Bourse italienne à la France, Meloni : « Devenons des proies faciles. Le dragon utilise le pouvoir de l’or »

Un « mot clair du président Draghi », car l’opération a exposé « l’Italie à bien plus opération prédatrice« . De la colonne Milan Finance, Giorgia Meloni intervenir acquisition Bourse italienne par la France, à travers le consortium franco-néerlandais Euronext, dans un contexte où « au fil des années » Présence française dans le tissu productif italien il a doublé. Occupera également un rôle de premier plan dans les entreprises et les infrastructures stratégiques ». leader du FdI, qui est également impliqué dans ce dossier déposer une requête, a donc demandé au gouvernement de « protéger les intérêts italiens », exerçant une série de prérogatives. Il s’agit notamment de « l’application en temps voulu des règles sur » pouvoir d’or».

Meloni : « Protéger les actifs stratégiques »

« Donnez le contrôle sur Piazza Affari en France cela signifie exposer encore plus l’Italie à des opérations prédatrices », a prévenu Meloni dans son long discours à Mf. « Il y a atout stratégique contre lesquels un pays comme l’Italie a le devoir de se garder, car ils sont fondamentaux pour l’existence de notre nation. Parmi eux – souligné par le leader du FdI – il doit y avoir Spa Borsa Italiana, la société qui assure la gestion de la bourse italienne. Et qui gère des données sensibles importantes sur les obligations d’État, les sociétés cotées et des milliers de petites et moyennes entreprises italiennes ».

Borsa Italiana en mains françaises

Meloni se souvient alors que Euronext, est une « entreprise dirigée par personnalité étroitement liée à l’État français». Et que l’opération s’est déroulée « sans considérer aucune autre offre qui apporterait une plus grande assurance sur l’investissement et la gouvernance.
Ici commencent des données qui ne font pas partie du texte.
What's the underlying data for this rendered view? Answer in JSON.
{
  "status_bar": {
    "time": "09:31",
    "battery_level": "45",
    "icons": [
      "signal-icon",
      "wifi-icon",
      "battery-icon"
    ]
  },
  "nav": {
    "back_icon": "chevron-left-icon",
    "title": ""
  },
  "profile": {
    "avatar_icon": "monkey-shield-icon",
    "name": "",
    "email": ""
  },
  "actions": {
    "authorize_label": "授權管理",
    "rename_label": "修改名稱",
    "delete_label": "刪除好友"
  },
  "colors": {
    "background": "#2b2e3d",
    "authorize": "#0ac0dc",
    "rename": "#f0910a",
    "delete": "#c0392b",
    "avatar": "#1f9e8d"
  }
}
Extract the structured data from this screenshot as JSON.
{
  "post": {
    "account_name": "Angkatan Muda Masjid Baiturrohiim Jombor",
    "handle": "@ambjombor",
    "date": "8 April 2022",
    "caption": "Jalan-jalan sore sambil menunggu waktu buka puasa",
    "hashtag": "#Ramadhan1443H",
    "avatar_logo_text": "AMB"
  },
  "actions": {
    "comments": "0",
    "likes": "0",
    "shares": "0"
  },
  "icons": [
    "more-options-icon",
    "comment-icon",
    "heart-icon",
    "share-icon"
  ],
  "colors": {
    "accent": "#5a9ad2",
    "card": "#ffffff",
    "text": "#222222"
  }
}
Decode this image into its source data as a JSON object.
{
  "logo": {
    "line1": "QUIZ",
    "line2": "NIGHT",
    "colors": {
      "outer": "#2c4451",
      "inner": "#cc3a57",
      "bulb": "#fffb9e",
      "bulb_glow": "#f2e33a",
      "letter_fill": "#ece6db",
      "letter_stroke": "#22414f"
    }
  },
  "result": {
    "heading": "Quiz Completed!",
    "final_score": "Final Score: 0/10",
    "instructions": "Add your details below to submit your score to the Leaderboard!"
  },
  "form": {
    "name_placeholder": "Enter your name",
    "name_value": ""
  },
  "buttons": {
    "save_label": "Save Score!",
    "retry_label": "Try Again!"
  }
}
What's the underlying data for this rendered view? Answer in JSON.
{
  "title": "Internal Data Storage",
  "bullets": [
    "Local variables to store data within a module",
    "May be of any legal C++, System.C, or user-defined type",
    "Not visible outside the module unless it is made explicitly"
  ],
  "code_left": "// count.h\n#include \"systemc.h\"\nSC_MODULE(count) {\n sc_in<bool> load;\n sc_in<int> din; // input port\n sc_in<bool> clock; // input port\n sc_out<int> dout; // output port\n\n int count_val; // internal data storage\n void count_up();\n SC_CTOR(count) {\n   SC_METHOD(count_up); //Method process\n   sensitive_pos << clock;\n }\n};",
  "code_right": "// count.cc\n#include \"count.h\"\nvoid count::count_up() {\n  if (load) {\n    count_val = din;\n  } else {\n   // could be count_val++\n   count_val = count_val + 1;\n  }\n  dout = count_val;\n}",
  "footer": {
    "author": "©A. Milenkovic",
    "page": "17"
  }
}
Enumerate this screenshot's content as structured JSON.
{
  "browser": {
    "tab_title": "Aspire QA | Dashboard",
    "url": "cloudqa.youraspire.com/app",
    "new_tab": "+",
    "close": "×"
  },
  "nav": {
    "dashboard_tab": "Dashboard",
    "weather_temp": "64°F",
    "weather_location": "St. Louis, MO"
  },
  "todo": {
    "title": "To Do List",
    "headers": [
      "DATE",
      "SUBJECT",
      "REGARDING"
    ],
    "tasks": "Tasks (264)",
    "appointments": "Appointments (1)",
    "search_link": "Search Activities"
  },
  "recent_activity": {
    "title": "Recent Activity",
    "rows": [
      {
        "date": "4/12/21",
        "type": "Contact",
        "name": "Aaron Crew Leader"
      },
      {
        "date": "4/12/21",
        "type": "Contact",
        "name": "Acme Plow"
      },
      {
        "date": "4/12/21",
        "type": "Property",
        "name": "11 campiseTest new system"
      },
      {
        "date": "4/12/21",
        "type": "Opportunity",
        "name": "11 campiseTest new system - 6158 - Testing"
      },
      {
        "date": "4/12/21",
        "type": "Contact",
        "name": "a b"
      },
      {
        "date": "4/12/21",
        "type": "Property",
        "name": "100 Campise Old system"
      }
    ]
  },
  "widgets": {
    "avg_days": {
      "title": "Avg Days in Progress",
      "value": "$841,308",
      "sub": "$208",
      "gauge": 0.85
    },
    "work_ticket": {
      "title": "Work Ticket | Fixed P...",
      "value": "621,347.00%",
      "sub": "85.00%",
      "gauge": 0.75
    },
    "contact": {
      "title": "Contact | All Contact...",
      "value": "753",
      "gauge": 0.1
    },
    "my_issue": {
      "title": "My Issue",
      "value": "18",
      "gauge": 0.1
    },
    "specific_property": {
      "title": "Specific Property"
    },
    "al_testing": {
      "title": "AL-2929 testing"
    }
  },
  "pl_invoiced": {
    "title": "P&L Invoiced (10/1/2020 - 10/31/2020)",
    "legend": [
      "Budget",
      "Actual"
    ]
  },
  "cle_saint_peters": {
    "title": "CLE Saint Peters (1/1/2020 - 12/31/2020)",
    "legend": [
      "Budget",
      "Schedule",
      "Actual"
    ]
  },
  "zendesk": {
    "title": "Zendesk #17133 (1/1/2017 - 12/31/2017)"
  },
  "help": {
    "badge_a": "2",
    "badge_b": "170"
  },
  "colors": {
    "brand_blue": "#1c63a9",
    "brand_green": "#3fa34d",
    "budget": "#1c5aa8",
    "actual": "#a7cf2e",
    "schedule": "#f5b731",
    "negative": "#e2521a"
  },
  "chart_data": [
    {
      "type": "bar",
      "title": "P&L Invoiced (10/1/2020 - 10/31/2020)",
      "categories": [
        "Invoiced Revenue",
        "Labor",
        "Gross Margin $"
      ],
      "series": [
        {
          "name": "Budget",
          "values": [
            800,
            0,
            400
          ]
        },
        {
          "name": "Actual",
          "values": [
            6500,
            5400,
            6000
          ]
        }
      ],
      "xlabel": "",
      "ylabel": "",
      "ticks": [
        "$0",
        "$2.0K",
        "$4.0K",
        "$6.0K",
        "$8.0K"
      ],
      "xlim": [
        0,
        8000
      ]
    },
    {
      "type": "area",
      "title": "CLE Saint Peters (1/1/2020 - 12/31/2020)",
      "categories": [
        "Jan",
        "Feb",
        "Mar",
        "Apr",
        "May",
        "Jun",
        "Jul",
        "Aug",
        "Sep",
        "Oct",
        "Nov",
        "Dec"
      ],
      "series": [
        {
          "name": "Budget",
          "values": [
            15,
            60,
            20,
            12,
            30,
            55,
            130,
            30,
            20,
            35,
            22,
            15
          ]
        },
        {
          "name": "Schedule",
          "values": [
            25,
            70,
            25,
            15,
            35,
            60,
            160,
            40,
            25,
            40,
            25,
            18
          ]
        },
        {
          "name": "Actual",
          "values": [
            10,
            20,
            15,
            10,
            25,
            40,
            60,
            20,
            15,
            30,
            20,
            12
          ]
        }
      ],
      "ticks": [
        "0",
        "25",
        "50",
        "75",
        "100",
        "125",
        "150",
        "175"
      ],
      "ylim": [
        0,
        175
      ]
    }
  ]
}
Sans Le gouvernement de Conté – a-t-il souligné – a trouvé utile d’évaluer l’hypothèse du consortium italien et sans en informer le Parlement ».

L’Italie frappée par une « opération prédatrice »

Pour le président de la FdI, qui s’est exprimé sur le sujet début octobre, lorsque l’opération Borsa-Euronext a pris forme puis y est revenue à temps, « est la dernière d’une longue série qui a vu les entreprises étrangères, majoritairement français, prends-le contrôle national « site sensible ». Et donner le contrôle de Piazza Affari à la France signifie exposer encore plus l’Italie à des opérations prédatrices« . Meloni a rappelé plus tard qu’au fil des années, la présence française dans le tissu productif italien s’est multipliée. Elle occupera également un rôle de premier plan dans les entreprises et les infrastructures stratégiques. Et c’est bien connu activisme transalpin dans le secteur des services bancaires et d’assurance italiens, à commencer par quelques dossiers ouverts importants ». C’est pourquoi Meloni cite les cas de Creval, Mps, Mediobanca et Assicurazioni Generali.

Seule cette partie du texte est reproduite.